3G Capital to buy Burger King for $4 billion

Burger King agreed on Thursday to sell itself to the investment firm 3G Capital for about $4 billion, including the assumption of debt, marking the second time in eight years that the fast-food giant has taken itself private.

Under the terms of the deal, 3G Capital will pay $24 a share, a 46 percent premium to Burger King’s share price before reports emerged that the fast-food giant was in sales talks, through a tender offer.

The deal marks the continued ascendancy of Brazil as a big corporate player. Among 3G’s backers is the billionaire Jorge Paulo Lemann, who also serves on the board of Anheuser Busch InBev.
3G views Burger King as a turnaround opportunity, one that draws upon the operational expertise gained in its beer and retail investments.

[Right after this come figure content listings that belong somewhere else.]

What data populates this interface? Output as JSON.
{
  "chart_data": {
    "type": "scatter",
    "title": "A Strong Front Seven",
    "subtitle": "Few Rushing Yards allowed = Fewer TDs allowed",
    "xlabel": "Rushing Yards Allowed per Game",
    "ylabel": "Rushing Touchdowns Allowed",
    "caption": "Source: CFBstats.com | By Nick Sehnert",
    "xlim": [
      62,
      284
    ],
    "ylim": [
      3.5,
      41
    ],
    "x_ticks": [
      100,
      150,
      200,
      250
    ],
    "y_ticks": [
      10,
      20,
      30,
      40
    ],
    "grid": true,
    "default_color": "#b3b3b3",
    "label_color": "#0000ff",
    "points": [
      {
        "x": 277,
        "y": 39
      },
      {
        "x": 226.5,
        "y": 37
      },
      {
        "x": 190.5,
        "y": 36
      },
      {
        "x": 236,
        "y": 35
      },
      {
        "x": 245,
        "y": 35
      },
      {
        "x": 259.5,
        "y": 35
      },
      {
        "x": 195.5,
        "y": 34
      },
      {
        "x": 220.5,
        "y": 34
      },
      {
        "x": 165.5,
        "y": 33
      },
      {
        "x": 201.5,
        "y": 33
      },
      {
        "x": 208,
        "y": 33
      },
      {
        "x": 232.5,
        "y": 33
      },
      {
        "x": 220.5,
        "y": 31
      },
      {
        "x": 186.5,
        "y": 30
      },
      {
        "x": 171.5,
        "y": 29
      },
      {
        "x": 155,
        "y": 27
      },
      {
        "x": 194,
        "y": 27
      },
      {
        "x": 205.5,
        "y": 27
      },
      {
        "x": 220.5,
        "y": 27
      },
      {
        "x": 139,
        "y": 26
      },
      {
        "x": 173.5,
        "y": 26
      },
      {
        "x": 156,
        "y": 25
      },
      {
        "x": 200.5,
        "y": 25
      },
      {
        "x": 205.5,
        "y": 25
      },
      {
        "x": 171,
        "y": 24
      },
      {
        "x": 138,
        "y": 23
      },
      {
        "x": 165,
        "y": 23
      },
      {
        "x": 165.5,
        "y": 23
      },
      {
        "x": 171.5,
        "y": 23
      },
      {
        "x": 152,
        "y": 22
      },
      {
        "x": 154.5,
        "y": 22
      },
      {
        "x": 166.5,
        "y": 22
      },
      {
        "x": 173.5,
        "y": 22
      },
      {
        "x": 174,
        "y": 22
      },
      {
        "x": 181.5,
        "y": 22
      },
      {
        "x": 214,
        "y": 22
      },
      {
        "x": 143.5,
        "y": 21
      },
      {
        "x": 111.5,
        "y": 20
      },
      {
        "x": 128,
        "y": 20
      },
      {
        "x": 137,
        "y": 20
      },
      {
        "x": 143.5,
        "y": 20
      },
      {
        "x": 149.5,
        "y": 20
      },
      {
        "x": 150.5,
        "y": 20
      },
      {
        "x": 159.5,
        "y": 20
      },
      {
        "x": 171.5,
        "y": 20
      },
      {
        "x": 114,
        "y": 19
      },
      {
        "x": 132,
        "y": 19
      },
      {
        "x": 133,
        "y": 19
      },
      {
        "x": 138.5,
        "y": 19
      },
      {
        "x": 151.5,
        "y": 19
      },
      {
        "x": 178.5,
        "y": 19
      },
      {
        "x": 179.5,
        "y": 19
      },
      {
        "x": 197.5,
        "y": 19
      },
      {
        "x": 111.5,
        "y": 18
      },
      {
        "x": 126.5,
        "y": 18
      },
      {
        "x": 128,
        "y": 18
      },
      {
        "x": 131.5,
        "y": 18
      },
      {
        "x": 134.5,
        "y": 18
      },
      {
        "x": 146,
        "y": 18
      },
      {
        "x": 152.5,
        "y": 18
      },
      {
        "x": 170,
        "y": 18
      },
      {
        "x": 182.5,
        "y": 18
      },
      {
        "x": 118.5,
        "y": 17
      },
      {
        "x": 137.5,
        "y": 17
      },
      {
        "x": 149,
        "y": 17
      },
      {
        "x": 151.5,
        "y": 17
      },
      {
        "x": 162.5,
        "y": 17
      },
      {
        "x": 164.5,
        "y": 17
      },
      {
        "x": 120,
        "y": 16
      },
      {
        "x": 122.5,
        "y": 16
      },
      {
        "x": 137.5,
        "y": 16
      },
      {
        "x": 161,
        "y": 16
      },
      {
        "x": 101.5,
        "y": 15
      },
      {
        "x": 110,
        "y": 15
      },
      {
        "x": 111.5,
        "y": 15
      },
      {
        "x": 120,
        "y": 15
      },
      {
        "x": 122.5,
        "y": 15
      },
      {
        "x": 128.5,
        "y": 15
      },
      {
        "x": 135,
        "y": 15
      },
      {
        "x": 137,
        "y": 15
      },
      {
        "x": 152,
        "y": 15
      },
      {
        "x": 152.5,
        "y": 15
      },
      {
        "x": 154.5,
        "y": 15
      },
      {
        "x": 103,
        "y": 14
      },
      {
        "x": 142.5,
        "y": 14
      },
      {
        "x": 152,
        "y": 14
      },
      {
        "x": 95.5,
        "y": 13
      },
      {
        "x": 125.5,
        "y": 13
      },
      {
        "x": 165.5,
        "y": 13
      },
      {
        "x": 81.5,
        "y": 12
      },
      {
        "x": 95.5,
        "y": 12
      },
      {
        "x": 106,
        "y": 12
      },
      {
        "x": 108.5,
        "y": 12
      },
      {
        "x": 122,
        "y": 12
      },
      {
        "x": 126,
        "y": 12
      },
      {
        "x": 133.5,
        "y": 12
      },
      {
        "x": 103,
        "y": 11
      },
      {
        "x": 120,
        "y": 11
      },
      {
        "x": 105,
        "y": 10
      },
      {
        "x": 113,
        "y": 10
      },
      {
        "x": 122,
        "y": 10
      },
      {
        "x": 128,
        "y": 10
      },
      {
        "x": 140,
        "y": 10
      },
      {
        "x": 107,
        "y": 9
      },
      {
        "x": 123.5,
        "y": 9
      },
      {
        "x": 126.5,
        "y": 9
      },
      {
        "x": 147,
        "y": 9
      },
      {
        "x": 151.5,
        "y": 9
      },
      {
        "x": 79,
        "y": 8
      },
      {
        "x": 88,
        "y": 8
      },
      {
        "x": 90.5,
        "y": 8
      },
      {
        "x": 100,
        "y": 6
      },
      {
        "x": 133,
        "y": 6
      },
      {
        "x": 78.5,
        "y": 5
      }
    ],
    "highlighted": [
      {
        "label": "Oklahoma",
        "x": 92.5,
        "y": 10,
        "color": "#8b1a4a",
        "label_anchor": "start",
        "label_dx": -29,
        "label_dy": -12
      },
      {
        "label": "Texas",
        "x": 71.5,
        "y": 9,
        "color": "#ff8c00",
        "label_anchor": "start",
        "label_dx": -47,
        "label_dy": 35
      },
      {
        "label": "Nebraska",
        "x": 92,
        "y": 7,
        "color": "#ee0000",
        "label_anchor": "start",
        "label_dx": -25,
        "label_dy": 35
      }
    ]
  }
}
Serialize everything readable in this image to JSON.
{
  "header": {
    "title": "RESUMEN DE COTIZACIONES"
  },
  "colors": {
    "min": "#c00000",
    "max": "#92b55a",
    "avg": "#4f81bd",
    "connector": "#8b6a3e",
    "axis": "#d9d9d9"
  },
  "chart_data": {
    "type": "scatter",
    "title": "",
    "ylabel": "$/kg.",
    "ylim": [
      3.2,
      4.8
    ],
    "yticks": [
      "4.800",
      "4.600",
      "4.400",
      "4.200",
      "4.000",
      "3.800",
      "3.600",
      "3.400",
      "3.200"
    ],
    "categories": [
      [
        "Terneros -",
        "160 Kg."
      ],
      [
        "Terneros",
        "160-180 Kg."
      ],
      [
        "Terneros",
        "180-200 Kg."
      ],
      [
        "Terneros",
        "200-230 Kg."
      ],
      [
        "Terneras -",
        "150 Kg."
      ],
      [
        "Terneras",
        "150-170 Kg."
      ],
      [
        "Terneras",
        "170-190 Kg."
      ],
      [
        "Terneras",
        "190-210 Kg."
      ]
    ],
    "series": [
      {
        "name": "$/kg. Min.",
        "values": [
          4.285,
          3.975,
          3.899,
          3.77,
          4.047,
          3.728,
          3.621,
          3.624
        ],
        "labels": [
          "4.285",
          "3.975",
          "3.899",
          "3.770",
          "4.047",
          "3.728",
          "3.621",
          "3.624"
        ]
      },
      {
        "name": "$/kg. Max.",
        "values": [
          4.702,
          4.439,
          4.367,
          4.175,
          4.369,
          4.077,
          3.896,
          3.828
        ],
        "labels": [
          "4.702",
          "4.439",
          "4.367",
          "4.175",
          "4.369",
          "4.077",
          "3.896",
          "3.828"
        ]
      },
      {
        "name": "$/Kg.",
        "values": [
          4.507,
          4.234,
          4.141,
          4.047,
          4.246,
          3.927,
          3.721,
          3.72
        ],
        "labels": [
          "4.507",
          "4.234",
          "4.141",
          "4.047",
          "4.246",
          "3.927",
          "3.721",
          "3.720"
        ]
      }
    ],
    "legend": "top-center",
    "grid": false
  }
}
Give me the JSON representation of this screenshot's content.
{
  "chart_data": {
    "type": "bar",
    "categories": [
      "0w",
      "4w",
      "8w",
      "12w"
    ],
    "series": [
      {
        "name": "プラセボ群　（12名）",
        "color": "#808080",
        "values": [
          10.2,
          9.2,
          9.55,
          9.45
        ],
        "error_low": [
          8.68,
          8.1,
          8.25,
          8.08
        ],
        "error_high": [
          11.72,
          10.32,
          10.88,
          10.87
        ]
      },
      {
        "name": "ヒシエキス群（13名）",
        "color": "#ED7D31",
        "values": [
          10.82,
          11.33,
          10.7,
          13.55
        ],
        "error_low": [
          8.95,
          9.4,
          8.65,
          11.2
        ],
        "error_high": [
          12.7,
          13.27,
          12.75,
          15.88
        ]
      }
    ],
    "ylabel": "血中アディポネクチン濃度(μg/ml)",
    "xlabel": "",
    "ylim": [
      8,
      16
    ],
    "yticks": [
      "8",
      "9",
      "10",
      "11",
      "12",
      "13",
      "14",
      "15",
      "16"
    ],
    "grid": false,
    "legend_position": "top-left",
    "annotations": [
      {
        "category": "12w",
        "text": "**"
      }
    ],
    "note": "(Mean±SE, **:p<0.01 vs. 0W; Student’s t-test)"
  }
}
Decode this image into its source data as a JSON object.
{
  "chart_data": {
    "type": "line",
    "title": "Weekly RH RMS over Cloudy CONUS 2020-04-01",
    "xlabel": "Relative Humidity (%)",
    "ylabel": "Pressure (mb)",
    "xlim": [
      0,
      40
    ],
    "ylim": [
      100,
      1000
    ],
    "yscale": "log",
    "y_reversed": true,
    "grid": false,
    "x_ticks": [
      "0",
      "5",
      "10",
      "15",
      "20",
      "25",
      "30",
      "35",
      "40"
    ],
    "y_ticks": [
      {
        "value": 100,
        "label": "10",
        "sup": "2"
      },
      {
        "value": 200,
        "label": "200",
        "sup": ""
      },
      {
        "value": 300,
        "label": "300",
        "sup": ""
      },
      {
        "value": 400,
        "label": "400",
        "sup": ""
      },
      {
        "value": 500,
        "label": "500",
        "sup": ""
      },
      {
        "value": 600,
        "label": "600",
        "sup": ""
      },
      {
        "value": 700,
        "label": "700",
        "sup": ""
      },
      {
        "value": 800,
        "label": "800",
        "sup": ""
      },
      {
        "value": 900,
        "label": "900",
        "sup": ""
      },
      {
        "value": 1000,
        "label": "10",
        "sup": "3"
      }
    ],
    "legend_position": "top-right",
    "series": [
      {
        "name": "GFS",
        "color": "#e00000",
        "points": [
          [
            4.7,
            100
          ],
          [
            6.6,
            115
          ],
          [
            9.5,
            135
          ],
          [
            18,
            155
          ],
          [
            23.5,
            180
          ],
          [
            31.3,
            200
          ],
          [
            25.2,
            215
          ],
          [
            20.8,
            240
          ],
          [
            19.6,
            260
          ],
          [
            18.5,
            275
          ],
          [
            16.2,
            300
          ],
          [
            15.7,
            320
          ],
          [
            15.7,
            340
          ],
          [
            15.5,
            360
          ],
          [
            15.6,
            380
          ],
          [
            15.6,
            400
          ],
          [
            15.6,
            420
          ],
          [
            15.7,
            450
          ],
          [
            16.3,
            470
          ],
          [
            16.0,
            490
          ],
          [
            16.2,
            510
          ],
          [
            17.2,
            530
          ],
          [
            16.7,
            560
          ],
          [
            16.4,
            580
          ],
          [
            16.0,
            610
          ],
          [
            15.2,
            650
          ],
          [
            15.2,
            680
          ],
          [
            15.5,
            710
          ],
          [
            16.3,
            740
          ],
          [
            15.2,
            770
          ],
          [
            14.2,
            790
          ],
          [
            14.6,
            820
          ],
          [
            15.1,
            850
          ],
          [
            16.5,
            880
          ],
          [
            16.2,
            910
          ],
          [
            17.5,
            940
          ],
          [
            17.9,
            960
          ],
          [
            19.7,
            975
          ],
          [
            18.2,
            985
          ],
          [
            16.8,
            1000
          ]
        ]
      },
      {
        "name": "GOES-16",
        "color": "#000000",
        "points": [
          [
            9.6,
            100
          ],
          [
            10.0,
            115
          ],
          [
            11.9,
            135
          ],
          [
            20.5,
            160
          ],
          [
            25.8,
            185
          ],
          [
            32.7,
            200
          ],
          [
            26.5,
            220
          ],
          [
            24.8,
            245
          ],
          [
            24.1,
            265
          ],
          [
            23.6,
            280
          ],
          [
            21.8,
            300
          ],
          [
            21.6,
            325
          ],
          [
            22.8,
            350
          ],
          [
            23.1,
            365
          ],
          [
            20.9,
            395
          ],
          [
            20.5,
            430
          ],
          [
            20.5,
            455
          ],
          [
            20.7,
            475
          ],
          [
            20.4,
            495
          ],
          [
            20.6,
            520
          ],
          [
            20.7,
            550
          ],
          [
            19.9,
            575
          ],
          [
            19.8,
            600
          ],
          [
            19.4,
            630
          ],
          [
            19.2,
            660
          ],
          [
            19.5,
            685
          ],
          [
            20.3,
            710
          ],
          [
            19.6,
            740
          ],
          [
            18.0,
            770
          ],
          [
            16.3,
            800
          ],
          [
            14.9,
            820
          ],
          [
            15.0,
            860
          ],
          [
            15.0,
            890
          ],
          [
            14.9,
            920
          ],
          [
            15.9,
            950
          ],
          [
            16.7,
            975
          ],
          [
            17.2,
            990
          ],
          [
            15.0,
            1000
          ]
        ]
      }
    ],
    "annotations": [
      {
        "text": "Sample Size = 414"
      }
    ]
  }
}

“We have great respect for the Burger King brand and the strong business that management, the employees and the franchisees have built,” Alexandre Behring, a 3G managing partner, said in a statement. “The iconic Burger King brand, its solid franchisee network and great product offerings make this a perfect fit for 3G Capital, which has a strong track record of long-term investments in global consumer brands and retail companies.”

Burger King’s chairman and chief executive, John Chidsey, is expected to retain his current roles until the deal closes. After that, he will take on the title of co-chairman alongside Mr. Chidsey.

Burger King has struggled lately: Last week it forecast weak demand for its new fiscal year amid high unemployment in the United States and economic weakness in Europe. It also cautioned that uncertainty regarding the costs of wheat and beef could affect its results.

The fast-food giant was last taken private in 2002 by a trio of buyout firms — TPG Capital, Bain Capital and Goldman Sachs’s private equity unit — but since returning to the public markets in 2006, it has underperformed its biggest rival, McDonald’s. From its initial public offering until Tuesday, before reports of a potential sale emerged, Burger King has seen its shares fall about 6 percent, according to Standard & Poor’s. During the same time period, McDonald’s stock has climbed 111 percent.

Among 3G’s plans for the fast-food chain is building out the fast-food chain internationally. Burger King already has 93 restaurants in Brazil and plans to open about 500 new franchises in Latin America over the next five years, the company disclosed in a regulatory filing.

3G already has some experience in burgers and fries, having previously invested in Wendy’s.

3G expects to begin its tender offer no later than Sept. 17 and to close the deal in the fourth quarter this year. Burger King has the right to solicit higher offers through Oct. 12 under what is known as a “go-shop” period.

Burger King was advised by Morgan Stanley, Goldman Sachs and the law firms Skadden, Arps, Slate, Meagher & Flom and Holland & Knight. 3G was advised by Lazard, JPMorgan Chase, Barclays Capital and the law firm Kirkland & Ellis.